オリンピックイヤーが幕を開けた。姉妹で金メダルを目指す2人、レスリング女子代表選手の、川井梨紗子選手(25・ジャパンビバレッジ)と川井友香子選手(22・至学館大学・以下姉妹は敬称略)に注目が集まる。
姉の梨紗子は、リオ五輪で金メダルを獲得。さらなる高みを目指し、五輪4連覇の伊調馨選手(35)との激戦を制して東京五輪代表選手に選ばれた。

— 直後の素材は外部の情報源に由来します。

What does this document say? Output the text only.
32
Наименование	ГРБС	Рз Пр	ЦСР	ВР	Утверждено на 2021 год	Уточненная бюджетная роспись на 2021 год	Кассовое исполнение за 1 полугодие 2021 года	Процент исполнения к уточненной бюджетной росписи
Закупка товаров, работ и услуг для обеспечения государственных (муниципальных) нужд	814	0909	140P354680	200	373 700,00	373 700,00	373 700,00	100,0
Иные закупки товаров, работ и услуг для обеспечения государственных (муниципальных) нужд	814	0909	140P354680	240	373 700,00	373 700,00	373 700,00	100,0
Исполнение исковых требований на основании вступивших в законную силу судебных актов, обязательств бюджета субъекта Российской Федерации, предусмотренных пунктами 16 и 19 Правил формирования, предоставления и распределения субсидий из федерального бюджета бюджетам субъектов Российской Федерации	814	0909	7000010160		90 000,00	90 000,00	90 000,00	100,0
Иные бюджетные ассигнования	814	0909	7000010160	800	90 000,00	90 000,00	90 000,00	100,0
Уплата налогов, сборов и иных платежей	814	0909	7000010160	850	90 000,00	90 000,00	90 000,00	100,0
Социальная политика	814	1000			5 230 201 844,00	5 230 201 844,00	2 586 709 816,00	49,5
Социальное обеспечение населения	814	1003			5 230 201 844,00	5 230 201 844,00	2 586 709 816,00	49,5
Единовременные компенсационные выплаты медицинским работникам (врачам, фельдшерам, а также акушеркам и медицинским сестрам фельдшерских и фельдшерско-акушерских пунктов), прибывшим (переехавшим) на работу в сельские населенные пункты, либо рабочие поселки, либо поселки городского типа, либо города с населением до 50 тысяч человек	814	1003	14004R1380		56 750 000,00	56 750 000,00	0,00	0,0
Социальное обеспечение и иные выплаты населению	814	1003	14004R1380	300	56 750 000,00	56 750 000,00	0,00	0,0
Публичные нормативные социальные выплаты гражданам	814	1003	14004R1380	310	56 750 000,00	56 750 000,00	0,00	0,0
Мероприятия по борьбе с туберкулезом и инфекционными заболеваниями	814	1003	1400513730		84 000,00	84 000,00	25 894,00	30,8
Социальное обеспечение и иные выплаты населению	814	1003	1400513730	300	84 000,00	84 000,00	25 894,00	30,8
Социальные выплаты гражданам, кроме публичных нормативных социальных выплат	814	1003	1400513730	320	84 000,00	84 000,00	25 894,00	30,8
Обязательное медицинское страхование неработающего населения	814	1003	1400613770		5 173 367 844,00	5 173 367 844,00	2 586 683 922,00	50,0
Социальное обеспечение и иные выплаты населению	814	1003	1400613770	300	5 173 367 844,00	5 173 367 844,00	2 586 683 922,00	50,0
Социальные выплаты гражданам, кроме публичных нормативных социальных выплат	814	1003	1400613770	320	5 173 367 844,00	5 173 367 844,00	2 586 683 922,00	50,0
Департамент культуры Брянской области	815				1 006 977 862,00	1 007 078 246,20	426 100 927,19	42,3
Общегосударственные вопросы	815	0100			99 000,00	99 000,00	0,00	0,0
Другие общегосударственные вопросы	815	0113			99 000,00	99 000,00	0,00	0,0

妹の友香子も予選を勝ち抜き、日本代表に。“姉妹で五輪”という夢が叶ったのだ。しかし、五輪への切符を勝ち取った代表争いには、大きな波乱があったーー。
「友香子の様子はどう?」
「体は動いてる。大丈夫。あとは気持ちだけ」
心配そうな母・初江さんの問いに、梨紗子は一つうなずいてそう答えた。
昨年9月20日、カザフスタン。
この日、ヌルスルタン競技場ではレスリングの世界選手権が行われていた。この大会でメダルを取れば、東京五輪出場が内定。順調に57kg級決勝まで駒を進めていた姉の梨紗子は、ホテルで、62kg級に出場する友香子を応援するつもりだった。しかし、試合は中継されず、会場の初江さんに電話をしても繋がらない。
「居ても立ってもいられなくなって、再び会場に舞い戻りました」
途中で、母の電話が繋がった。
「友香子、勝ったでしょ?」
「負けたーー」
友香子は泣き崩れているという。
「私も決勝を控えていたけど、それどころじゃなくなって」(梨紗子)
誰もが友香子の東京五輪を諦めかけたとき、敗者復活戦に出られるという知らせが舞い込んだ! 3回戦で敗退した友香子。しかし対戦相手が決勝まで勝ち上がったため、後日の敗者復活戦に出られることになったのだ。
観客席で試合を待つ母の元へ梨紗子がやってきたのは、友香子の3位決定戦開始ギリギリ。それまでずっと、ウォーミングアップ場で妹に寄り添っていた。
2人が心配していたのは、前日の負けで一度は五輪を絶望視された友香子の精神面。梨紗子はいつものように握手をして、「いつもどおりにやれば、大丈夫だから」という言葉とともに友香子を敗者復活戦に送り出した。
母にも妹の調子を聞かれ、「大丈夫」とうなずいた梨紗子の声は力強かった。
試合開始。
姉の言葉を胸に、背中を観客席の姉と母の絶叫に押されて、友香子は積極的に攻め続けた。祈るような気持ちで友香子を見守る母と姉の手に力が入る。ポイントは相手が先行したものの、友香子は落ち着いていた。次第に2人の声援にも熱がこもった。
「友香子! 気持ち! 気持ちを強く!」「あと1分!」
試合終了のブザーが鳴り、審判が友香子の腕をとって高々と持ち上げた。12対1のテクニカルフォール勝ち。銅メダル獲得だ! 同時に、姉妹そろっての東京五輪出場も決まった。梨紗子は、すでに57kg級で金メダルを取っていた。
試合後、梨紗子は記者の囲み取材を受けていた友香子の元へ駆け寄って、抱き合った。
「試合中、すごく息が上がってすごく苦しかったけど、家族の声援が力になりました」
と、友香子。梨紗子も頬を紅潮させてこう話す。
「姉妹で五輪へ、それも東京五輪に出場することが一つ目の夢で、それが本当に達成できちゃったんで信じられない気持ちです」
東京五輪に関して、初江さんはこう語る。
「姉妹で五輪の内定をもらえたのは、1人の選手としてそれぞれの頑張りがあったからでしょう。ただ、2人の中でどちらか1人がくじけそうになった時はあったかもしれません。そんなとき、『姉妹で五輪』『姉妹で五輪』と口に出すことで、自然と頑張ってこられたのだと思います」
“姉妹で五輪”の夢は叶えた。次に目指すものは母の首にかけてあげる2つの金メダル。姉妹の戦いは、さらなる夢に向かって続いていく。